Member of Uttar Pradesh Legislative Assembly
- Incumbent
- Assumed office 10 March 2022
- Preceded by: Sheetala Prasad
- Constituency: Sirathu

Personal details
- Born: 1 january 1981 (age 44–45) Kanpur, Uttar Pradesh, India
- Party: Apna Dal (Kamerawadi)
- Spouse: Pankaj Niranjan
- Relations: Anupriya Patel (sister) Ashish Singh (brother-in-law)
- Parents: Sone Lal Patel (father); Krishna Patel (mother);

= Pallavi Patel =

Indian politician

Pallavi Patel is an Indian politician from the state of Uttar Pradesh. She is the leader of Apna Dal (Kamerawadi) party.

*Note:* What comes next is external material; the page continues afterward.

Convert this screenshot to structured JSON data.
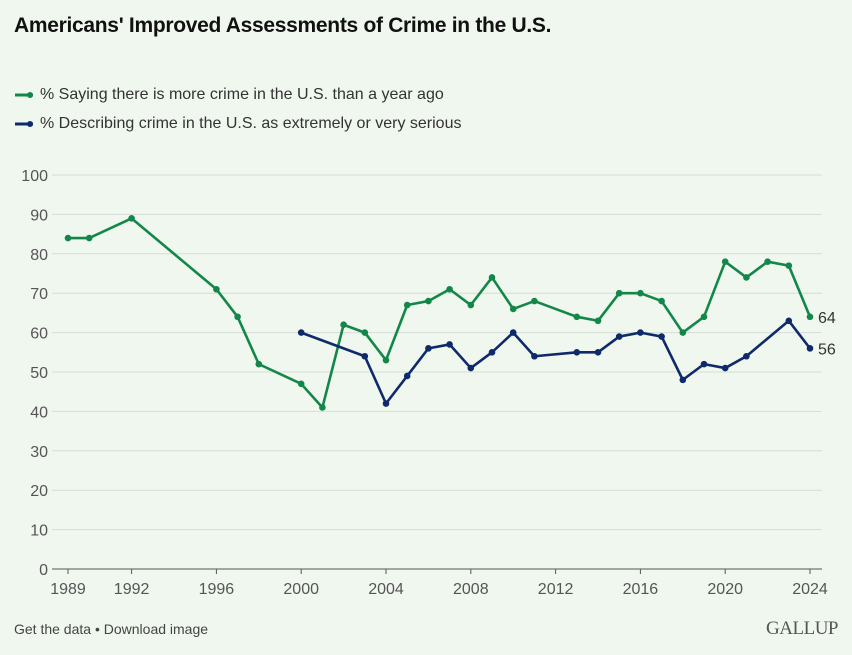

She is the daughter of Apna Dal founder Sone Lal Patel and current member of the Uttar Pradesh Legislative Assembly from Sirathu as Samajwadi Party candidate.

Pallavi Patel is the sister of Anupriya Patel, a former minister of State for Commerce and Industry of India and president of Apna Dal (Soneylal) political party.

==Political career==
In the 2022 Uttar Pradesh Legislative Assembly election, Apna Dal (Kamerawadi)'s leader, Dr. Pallavi Patel contested on the Samajwadi Party symbol and defeated Deputy Chief Minister Keshav Prasad Maurya by 7,337 votes in Sirathu.